Thursday, November 11, 2004

Do you work for your bread? Or why I'm afriad I may not be paid after this sermon. (Proper C28)

Does the call for action in the New Testament text indicate a works-righteousness? My Lutheran friend, Ray, posed this question. Jesus tells them that by enduring they gain their souls. Paul says that we should do… not practice idleness.

Does God's reward depend on our work, or is it by his grace alone? For that mater, is God egotistical to want our worship? I would say that worship and our doings are commands not simply from his lips but shouted by his very nature. It isn't that he tells us to worship, but all that he is demands it. The same is true of what we do. All that he has done demands that we respond in kind.

Paul has said that in all that we do we should do it unto the Lord. It isn't that taking a day off, or painting, or gardening, or anything else is idleness, but we should do them as worship in response to God's doing. We shouldn't rely on other people's experience and response for our bread, spiritual or physical.

Mmm… Bread. This is good stuff. Are you hungry?

Wednesday, November 10, 2004

Psalm 98 Retold (Proper C28)

His hand, Right
His arm, Holy

Made salvation, made salvation
Known, known
To the nations

His love remembered, remembered
His faithfulness
To my house, has seen
The world's escape the salvation of My God

For Joy and Jubilant song
Shout, burst
You world's escape

With the harp, with the harp
And singing

With the trumpets, with the trumpets
Blast, shout

For joy before
The lord, the king

Sea and world resound
And everything in it, and everything in it

Rivers clap your hands
Together, Together
Mountains sing for joy

Sing before the coming Lord
To Judge, to judge
The world, the people
In righteousness, in uprightness

Monday, November 8, 2004

The Day of The Lord (Proper C28)

It is easy to look at Jesus words and think, "Wow there are wars now, the temple is gone, all these signs have come." But we miss the point. Jesus said the end is not yet. There is still much to endure, and, "by standing firm you will gain life."

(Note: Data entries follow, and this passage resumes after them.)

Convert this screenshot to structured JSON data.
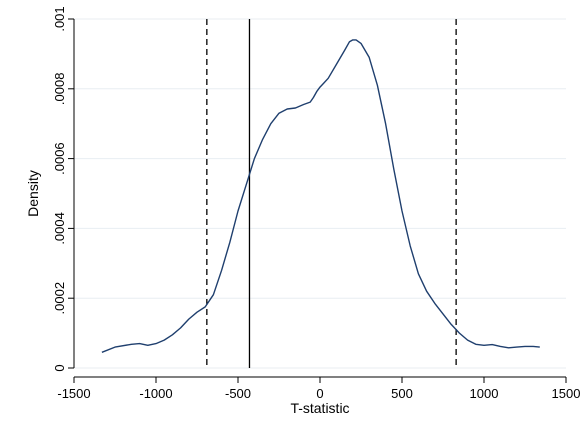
{
  "chart_data": {
    "type": "line",
    "title": "",
    "xlabel": "T-statistic",
    "ylabel": "Density",
    "xlim": [
      -1500,
      1500
    ],
    "ylim": [
      0,
      0.001
    ],
    "xticks": [
      -1500,
      -1000,
      -500,
      0,
      500,
      1000,
      1500
    ],
    "xtick_labels": [
      "-1500",
      "-1000",
      "-500",
      "0",
      "500",
      "1000",
      "1500"
    ],
    "yticks": [
      0,
      0.0002,
      0.0004,
      0.0006,
      0.0008,
      0.001
    ],
    "ytick_labels": [
      "0",
      ".0002",
      ".0004",
      ".0006",
      ".0008",
      ".001"
    ],
    "grid": true,
    "legend": "none",
    "series": [
      {
        "x": [
          -1330,
          -1250,
          -1150,
          -1100,
          -1050,
          -1000,
          -950,
          -900,
          -850,
          -800,
          -750,
          -700,
          -650,
          -600,
          -550,
          -500,
          -450,
          -400,
          -350,
          -300,
          -250,
          -200,
          -150,
          -100,
          -60,
          -40,
          -20,
          0,
          20,
          50,
          100,
          150,
          180,
          200,
          220,
          250,
          300,
          350,
          400,
          450,
          500,
          550,
          600,
          650,
          700,
          750,
          800,
          850,
          900,
          950,
          1000,
          1050,
          1100,
          1150,
          1200,
          1250,
          1300,
          1340
        ],
        "y": [
          4.5e-05,
          6e-05,
          6.8e-05,
          7e-05,
          6.5e-05,
          7e-05,
          8e-05,
          9.5e-05,
          0.000115,
          0.00014,
          0.00016,
          0.000175,
          0.00021,
          0.00028,
          0.00036,
          0.00045,
          0.000525,
          0.0006,
          0.000655,
          0.0007,
          0.00073,
          0.000742,
          0.000745,
          0.000755,
          0.000762,
          0.000775,
          0.000792,
          0.000805,
          0.000815,
          0.00083,
          0.00087,
          0.00091,
          0.000935,
          0.00094,
          0.00094,
          0.00093,
          0.00089,
          0.00081,
          0.0007,
          0.00057,
          0.00045,
          0.00035,
          0.00027,
          0.00022,
          0.000185,
          0.000155,
          0.000125,
          0.0001,
          8e-05,
          6.8e-05,
          6.5e-05,
          6.7e-05,
          6.2e-05,
          5.8e-05,
          6e-05,
          6.2e-05,
          6.2e-05,
          6e-05
        ],
        "color": "#1f3f6e"
      }
    ],
    "reference_lines": [
      {
        "x": -690,
        "style": "dashed",
        "color": "#000000"
      },
      {
        "x": -430,
        "style": "solid",
        "color": "#000000"
      },
      {
        "x": 830,
        "style": "dashed",
        "color": "#000000"
      }
    ]
  }
}
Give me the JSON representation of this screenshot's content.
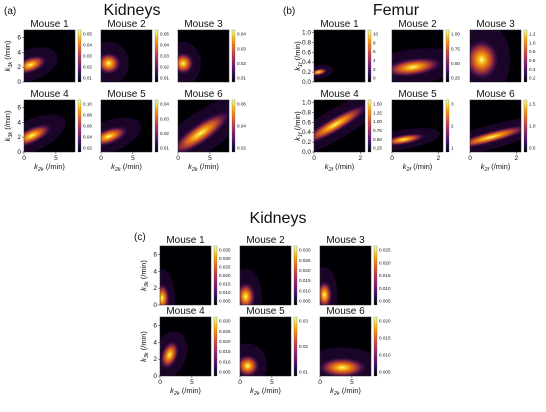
{
  "colormap": [
    "#000004",
    "#1b0c41",
    "#4a0c6b",
    "#781c6d",
    "#a52c60",
    "#cf4446",
    "#ed6925",
    "#fb9b06",
    "#f7d13d",
    "#fcffa4"
  ],
  "colorbar_ticks": {
    "a": [
      [
        "0.05",
        "0.04",
        "0.03",
        "0.02",
        "0.01"
      ],
      [
        "0.05",
        "0.04",
        "0.03",
        "0.02",
        "0.01"
      ],
      [
        "0.04",
        "0.03",
        "0.02",
        "0.01"
      ],
      [
        "0.10",
        "0.08",
        "0.06",
        "0.04",
        "0.02"
      ],
      [
        "0.04",
        "0.03",
        "0.02",
        "0.01"
      ],
      [
        "0.06",
        "0.04",
        "0.02"
      ]
    ],
    "b": [
      [
        "10",
        "8",
        "6",
        "4",
        "2",
        "0"
      ],
      [
        "1.00",
        "0.75",
        "0.50",
        "0.25"
      ],
      [
        "1.2",
        "1.0",
        "0.8",
        "0.6",
        "0.4",
        "0.2"
      ],
      [
        "1.50",
        "1.25",
        "1.00",
        "0.75",
        "0.50",
        "0.25"
      ],
      [
        "3",
        "2",
        "1"
      ],
      [
        "1.5",
        "1.0",
        "0.5"
      ]
    ],
    "c": [
      [
        "0.035",
        "0.030",
        "0.025",
        "0.020",
        "0.015",
        "0.010",
        "0.005"
      ],
      [
        "0.030",
        "0.025",
        "0.020",
        "0.015",
        "0.010",
        "0.005"
      ],
      [
        "0.025",
        "0.020",
        "0.015",
        "0.010",
        "0.005"
      ],
      [
        "0.030",
        "0.025",
        "0.020",
        "0.015",
        "0.010",
        "0.005"
      ],
      [
        "0.03",
        "0.02",
        "0.01"
      ],
      [
        "0.020",
        "0.015",
        "0.010",
        "0.005"
      ]
    ]
  },
  "chart_data": [
    {
      "type": "heatmap",
      "panel": "(a)",
      "title": "Kidneys",
      "xlabel": "k2k (/min)",
      "ylabel": "k3k (/min)",
      "xlim": [
        0,
        8
      ],
      "ylim": [
        0,
        7
      ],
      "xticks": [
        "0",
        "5"
      ],
      "yticks": [
        "0",
        "2",
        "4",
        "6"
      ],
      "subplots": [
        {
          "title": "Mouse 1",
          "colorbar_max": 0.05,
          "peak": {
            "x": 1.0,
            "y": 2.3
          }
        },
        {
          "title": "Mouse 2",
          "colorbar_max": 0.05,
          "peak": {
            "x": 1.2,
            "y": 2.5
          }
        },
        {
          "title": "Mouse 3",
          "colorbar_max": 0.04,
          "peak": {
            "x": 0.8,
            "y": 2.5
          }
        },
        {
          "title": "Mouse 4",
          "colorbar_max": 0.1,
          "peak": {
            "x": 1.2,
            "y": 2.2
          }
        },
        {
          "title": "Mouse 5",
          "colorbar_max": 0.04,
          "peak": {
            "x": 1.2,
            "y": 2.1
          }
        },
        {
          "title": "Mouse 6",
          "colorbar_max": 0.06,
          "peak": {
            "x": 3.5,
            "y": 2.5
          }
        }
      ]
    },
    {
      "type": "heatmap",
      "panel": "(b)",
      "title": "Femur",
      "xlabel": "k2f (/min)",
      "ylabel": "k1f (/min)",
      "xlim": [
        0,
        2.2
      ],
      "ylim": [
        0,
        1.05
      ],
      "xticks": [
        "0",
        "2"
      ],
      "yticks": [
        "0.0",
        "0.2",
        "0.4",
        "0.6",
        "0.8",
        "1.0"
      ],
      "subplots": [
        {
          "title": "Mouse 1",
          "colorbar_max": 10,
          "peak": {
            "x": 0.2,
            "y": 0.2
          }
        },
        {
          "title": "Mouse 2",
          "colorbar_max": 1.0,
          "peak": {
            "x": 0.9,
            "y": 0.3
          }
        },
        {
          "title": "Mouse 3",
          "colorbar_max": 1.2,
          "peak": {
            "x": 0.5,
            "y": 0.45
          }
        },
        {
          "title": "Mouse 4",
          "colorbar_max": 1.5,
          "peak": {
            "x": 0.9,
            "y": 0.55
          }
        },
        {
          "title": "Mouse 5",
          "colorbar_max": 3,
          "peak": {
            "x": 0.5,
            "y": 0.25
          }
        },
        {
          "title": "Mouse 6",
          "colorbar_max": 1.5,
          "peak": {
            "x": 0.9,
            "y": 0.3
          }
        }
      ]
    },
    {
      "type": "heatmap",
      "panel": "(c)",
      "title": "Kidneys",
      "xlabel": "k2k (/min)",
      "ylabel": "k3k (/min)",
      "xlim": [
        0,
        8
      ],
      "ylim": [
        0,
        7
      ],
      "xticks": [
        "0",
        "5"
      ],
      "yticks": [
        "0",
        "2",
        "4",
        "6"
      ],
      "subplots": [
        {
          "title": "Mouse 1",
          "colorbar_max": 0.035,
          "peak": {
            "x": 0.3,
            "y": 0.8
          }
        },
        {
          "title": "Mouse 2",
          "colorbar_max": 0.03,
          "peak": {
            "x": 0.9,
            "y": 1.0
          }
        },
        {
          "title": "Mouse 3",
          "colorbar_max": 0.025,
          "peak": {
            "x": 0.7,
            "y": 1.2
          }
        },
        {
          "title": "Mouse 4",
          "colorbar_max": 0.03,
          "peak": {
            "x": 1.5,
            "y": 2.5
          }
        },
        {
          "title": "Mouse 5",
          "colorbar_max": 0.03,
          "peak": {
            "x": 1.2,
            "y": 1.2
          }
        },
        {
          "title": "Mouse 6",
          "colorbar_max": 0.02,
          "peak": {
            "x": 3.5,
            "y": 1.0
          }
        }
      ]
    }
  ]
}
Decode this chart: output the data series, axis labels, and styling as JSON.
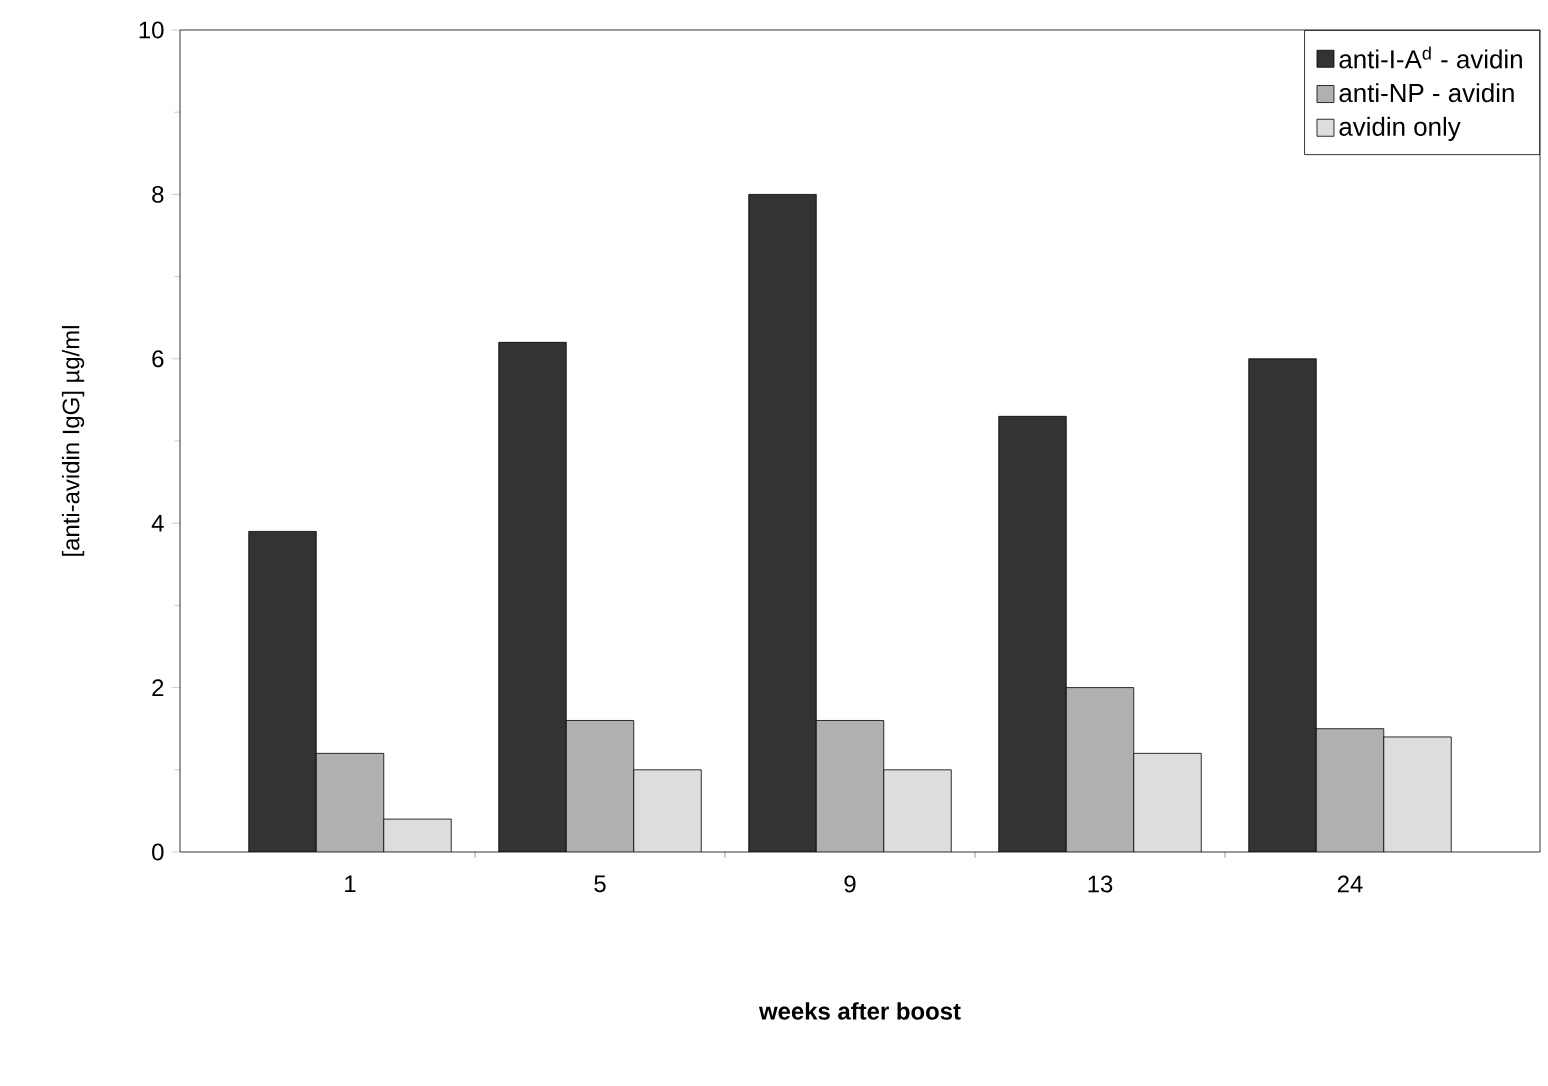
{
  "chart_data": {
    "type": "bar",
    "xlabel": "weeks after boost",
    "ylabel": "[anti-avidin IgG] µg/ml",
    "categories": [
      "1",
      "5",
      "9",
      "13",
      "24"
    ],
    "series": [
      {
        "name": "anti-I-A$^{d}$ - avidin",
        "color": "#333333",
        "values": [
          3.9,
          6.2,
          8.0,
          5.3,
          6.0
        ]
      },
      {
        "name": "anti-NP - avidin",
        "color": "#b0b0b0",
        "values": [
          1.2,
          1.6,
          1.6,
          2.0,
          1.5
        ]
      },
      {
        "name": "avidin only",
        "color": "#dddddd",
        "values": [
          0.4,
          1.0,
          1.0,
          1.2,
          1.4
        ]
      }
    ],
    "ylim": [
      0,
      10
    ],
    "yticks": [
      0,
      2,
      4,
      6,
      8,
      10
    ],
    "legend": "top right"
  }
}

You see scripture affirming this week the mighty deeds of God! He is laying plans for a new heaven and a new earth. And the people cry "He has done gloriously!"

He is coming to judge the earth, this God who "has done marvelous things," and the sea will resound, the rivers clap and the mountains sing for joy! In that day the evil doers will finally be punished, "But for you who revere my name, the sun of righteousness will rise with healing in its wings."

Oh our God has done marvelous things. He is the mighty and first Doer. What should our response be to this Judge, this Righteous coming Lord? Certainly we sing for joy, certainly we fall before him and worship, certainly we peer into the silence searching to know him better as friend and lover. All of these things we do. We are not idle. We worship him with our hands and lives.